Таким образом, пропасть между специалистами по данным и разработчиками становилась все шире. К изумлению первых, методики объектного моделирования, в частности касающиеся Unified Modeling Language (UML), оказались значительно надежнее, чем методики моделирования данных и, безусловно, представляют собой суперинструментарий для моделирования данных [3]. Объектный подход вытеснил подход данных, поскольку он охватывает значительно более широкий круг вопросов, относящихся к разработке, поддержке и функционированию систем. Фактически концептуальное дублирование было настолько значительным, что многие специалисты по данным ошибочно полагали, что диаграммы классов были просто моделями данных, в которые добавлены операции. Но сложность моделирования поведения требует большего, чем одни только диаграммы классов; отсюда и изобилие моделей, описанных с помощью UML. Более того, из-за сложности современных систем становится понятно, что сосредоточенность только на данных слишком сужает стратегию.

Как устранить культурные разногласия

Культурные разногласия проявляются в трудностях, с которыми сталкиваются разработчики объектов и специалисты по данным, когда им приходится работать вместе. Это также проявляется и в приводящих к конфликту политиках в двух сообществах, который сказывается как внутри организаций ИТ, так и в самой отрасли ИТ. Например, как показали результаты опроса, посвященного управлению данными и проведенного в июле 2006 года, 66% респондентов подтверждают, что группы разработчиков иногда действуют в обход групп управления данными (рис. 2). В какой-то мере проблема, по-видимому, связана с разработчиками, поскольку 8% из них не знают о том, что такие группы по данным вообще существуют. К счастью, обучение и эффективное управление разработкой могут исправить эту ситуацию.

Рис. 2. Результат опроса, посвященного управлению данными

Нежелание групп разработки эффективно взаимодействовать и даже вообще работать с группами по управлению данными усугубляет и без того весьма серьезные проблемы с качеством данных, имеющиеся в современных организациях. Группы разработки не могут эффективно применять знания, навыки и опыт специалистов по данным и поэтому совершают распространенные ошибки, например создают новые источники данных, вместо того чтобы использовать уже существующие. В результате появляется не соответствующая стандарту архитектура баз данных, которая не удовлетворяет корпоративным конвенциям именования данных и работы с метаданными. Это мешает и работе группы по управлению данными, поскольку они не знают, как использовать новые стратегии разработки, предлагаемые сообществом «скорой» разработки, такие как регрессивное тестирование, рефакторинг и непрерывная интеграция. Поэтому группа упускает из виду конкретные, ориентированные на качество методики эволюционной разработки [1].

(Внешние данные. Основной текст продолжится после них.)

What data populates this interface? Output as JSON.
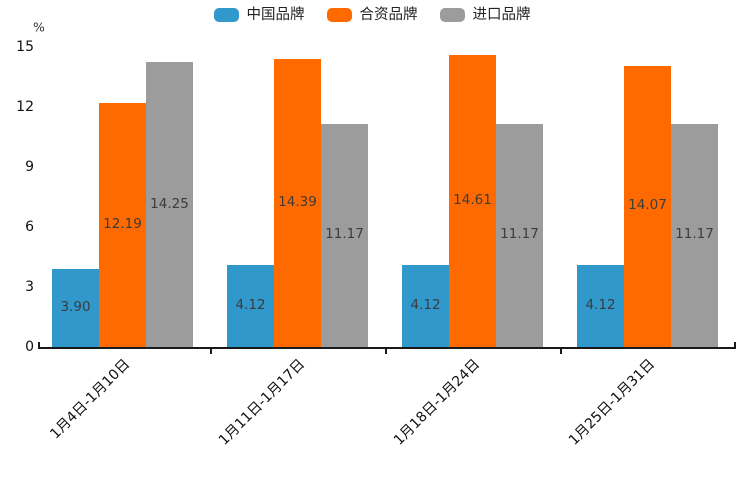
{
  "chart_data": {
    "type": "bar",
    "title": "",
    "xlabel": "",
    "ylabel": "%",
    "categories": [
      "1月4日-1月10日",
      "1月11日-1月17日",
      "1月18日-1月24日",
      "1月25日-1月31日"
    ],
    "series": [
      {
        "name": "中国品牌",
        "color": "#3198cb",
        "values": [
          3.9,
          4.12,
          4.12,
          4.12
        ]
      },
      {
        "name": "合资品牌",
        "color": "#ff6a00",
        "values": [
          12.19,
          14.39,
          14.61,
          14.07
        ]
      },
      {
        "name": "进口品牌",
        "color": "#9c9c9c",
        "values": [
          14.25,
          11.17,
          11.17,
          11.17
        ]
      }
    ],
    "y_ticks": [
      0,
      3,
      6,
      9,
      12,
      15
    ],
    "ylim": [
      0,
      15
    ],
    "grid": false,
    "legend_position": "top",
    "value_label_position": "inside-center",
    "value_decimals": 2,
    "axis_color": "#1a1a1a"
  }
}
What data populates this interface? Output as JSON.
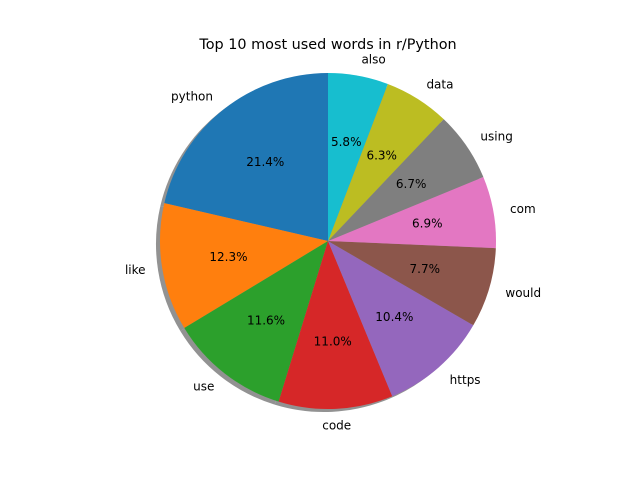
{
  "chart_data": {
    "type": "pie",
    "title": "Top 10 most used words in r/Python",
    "categories": [
      "python",
      "like",
      "use",
      "code",
      "https",
      "would",
      "com",
      "using",
      "data",
      "also"
    ],
    "values": [
      21.4,
      12.3,
      11.6,
      11.0,
      10.4,
      7.7,
      6.9,
      6.7,
      6.3,
      5.8
    ],
    "value_labels": [
      "21.4%",
      "12.3%",
      "11.6%",
      "11.0%",
      "10.4%",
      "7.7%",
      "6.9%",
      "6.7%",
      "6.3%",
      "5.8%"
    ],
    "colors": [
      "#1f77b4",
      "#ff7f0e",
      "#2ca02c",
      "#d62728",
      "#9467bd",
      "#8c564b",
      "#e377c2",
      "#7f7f7f",
      "#bcbd22",
      "#17becf"
    ],
    "start_angle_deg": 90,
    "direction": "counterclockwise",
    "shadow": true,
    "legend": "none"
  }
}
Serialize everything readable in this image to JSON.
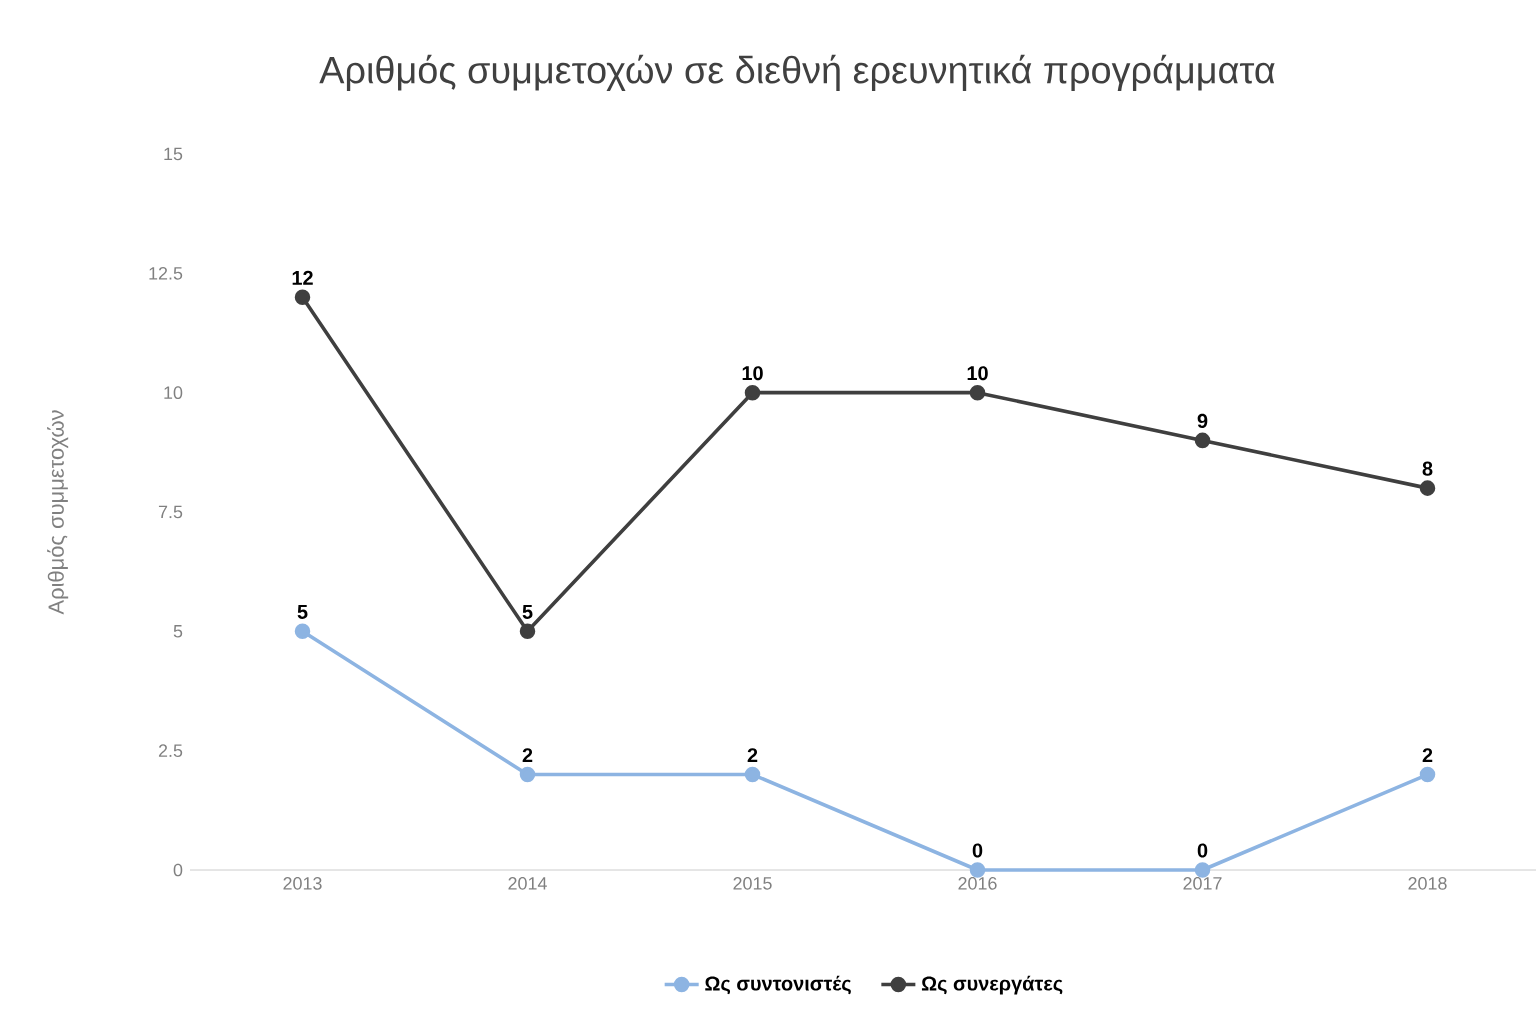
{
  "chart_data": {
    "type": "line",
    "title": "Αριθμός συμμετοχών σε διεθνή ερευνητικά προγράμματα",
    "ylabel": "Αριθμός συμμετοχών",
    "categories": [
      "2013",
      "2014",
      "2015",
      "2016",
      "2017",
      "2018"
    ],
    "series": [
      {
        "name": "Ως συντονιστές",
        "color": "#8db4e2",
        "values": [
          5,
          2,
          2,
          0,
          0,
          2
        ]
      },
      {
        "name": "Ως συνεργάτες",
        "color": "#3f3f3f",
        "values": [
          12,
          5,
          10,
          10,
          9,
          8
        ]
      }
    ],
    "ylim": [
      0,
      15
    ],
    "yticks": [
      0,
      2.5,
      5,
      7.5,
      10,
      12.5,
      15
    ],
    "grid": false,
    "legend": "bottom",
    "marker": "circle",
    "line_style": "solid",
    "data_labels": true
  }
}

Преодолеть культурные различия значительно труднее, чем технические. Прежде всего каждый должен сознавать, что проблема существует. Разработчики и специалисты по данным имеют разные навыки, опыт, идеологию и предпочтительные методы работы. Вместо того чтобы искать пути для совместной работы, которые позволили бы обернуть на пользу эти различия, многие отделы ИТ предпочитают создавать коммуникационные и политические барьеры между двумя группами. В IBM, например, имеется служба совершенствования программных процессов, получившая название Measured Capability Improvement Framework (MCIF) и поддерживающая две основные функции: первоначальная оценка состояния и последующая постоянная «самопроверка». Самопроверка MCIF позволяет более эффективно отслеживать все улучшения в конце каждой итерации [4]. Важная часть оценки состояния заключается в том, чтобы выявить,что именно тормозит прогресс в организации, и, используя эти знания, повысить эффективность работы отдела ИТ. Как показывает опыт, культурные различия, такие как разногласия между специалистами по данным и разработчиками, преодолеть сложнее всего. Но сделать это необходимо.

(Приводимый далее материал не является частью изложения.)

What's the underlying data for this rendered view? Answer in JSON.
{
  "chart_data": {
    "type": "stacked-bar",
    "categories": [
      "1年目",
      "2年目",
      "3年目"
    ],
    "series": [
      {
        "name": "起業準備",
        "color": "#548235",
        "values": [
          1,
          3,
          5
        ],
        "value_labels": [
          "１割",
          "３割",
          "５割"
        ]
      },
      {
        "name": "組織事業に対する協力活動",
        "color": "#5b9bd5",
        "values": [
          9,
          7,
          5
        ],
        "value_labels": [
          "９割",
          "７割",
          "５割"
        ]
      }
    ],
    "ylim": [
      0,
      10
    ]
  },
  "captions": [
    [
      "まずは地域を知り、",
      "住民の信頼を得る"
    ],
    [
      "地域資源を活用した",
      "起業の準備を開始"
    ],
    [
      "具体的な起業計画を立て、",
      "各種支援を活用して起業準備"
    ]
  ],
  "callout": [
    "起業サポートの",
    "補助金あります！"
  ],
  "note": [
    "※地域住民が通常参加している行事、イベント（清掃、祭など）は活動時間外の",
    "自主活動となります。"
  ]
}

Политические империи, созданные на традиционных подходах, в конечном итоге должны пасть. Универсальных решений нет. Разные проекты требуют разных подходов к разработке, но ими следует должным образом управлять. Проект, посвященный хранению данных, отличается от проекта по созданию Web-сайта. Группа из трех человек будет работать не так, как группа из 30 или 300 специалистов. Группа, все члены которой находятся вместе, действует иначе, чем распределенная команда. Недостаточно того, чтобы была права только группа данных или группа разработки — они должны быть правы вместе.

Кроме того, необходимо видеть всю архитектуру в целом. Слишком многим разработчикам приложений приходится разбираться в основах технологии данных. И опять-таки, слишком много специалистов по данным вынуждены разбираться в архитектурных концепциях, выходящих за узкие рамки мира данных. Мы должны обучать разработчиков работе с данными, а специалистам по данным давать навыки разработки.

Стратегии, направленные на преодоление трудностей по воссоединению этих двух сообществ, уже реализуются. Например, список рассылки для специалистов по «скорой» разработке баз данных (agiledatabases@yahoogroups.com) предоставляет возможность обмена мнениями между специалистами по данным и разработчиками для того, чтобы они могли эффективно взаимодействовать. Ежегодная конференция Software Development Best Practices Conference активно предлагает специалистам по данным изложить свои взгляды и научиться передовым методам разработки. Такие инструментальные средства, как Optim и Rational Data Architect компании IBM, помогают сократить пропасть за счет совершенствования традиционный функциональности разработки баз данных с помощью стратегий, предлагаемых сообществом «скорой» разработки.

***

Предстоит еще сделать немало. Во-первых, необходимо отказаться от некоторых ошибочных представлений, касающихся методов «скорой» разработки баз данных. На практике, если вы готовы мыслить вне традиционных рамок, изменение существующей схемы реляционной базы данных происходит достаточно просто, даже в тех случаях, когда к базе данных обращаются сотни производственных систем. Во-вторых, превалирующая культура данных должна стать более ориентированной на качество. Необходимо принять конкретные методики поддержки качества, такие как разработка с тестированием и рефакторинг, и меньше следовать традиционным бюрократическим методикам. В-третьих, сообщество разработки должно больше разбираться в вопросах, касающихся данных, и, что важнее, в корпоративных вопросах в целом. Многие разработчики не имеют представления о проблемах с качеством данных, которые они же и создают, когда предлагают еще одну производственную базу данных или когда оказываются не в состоянии эффективно использовать возможности реляционных бах данных, поскольку применяют оболочку, инкапсулирующую базу данных.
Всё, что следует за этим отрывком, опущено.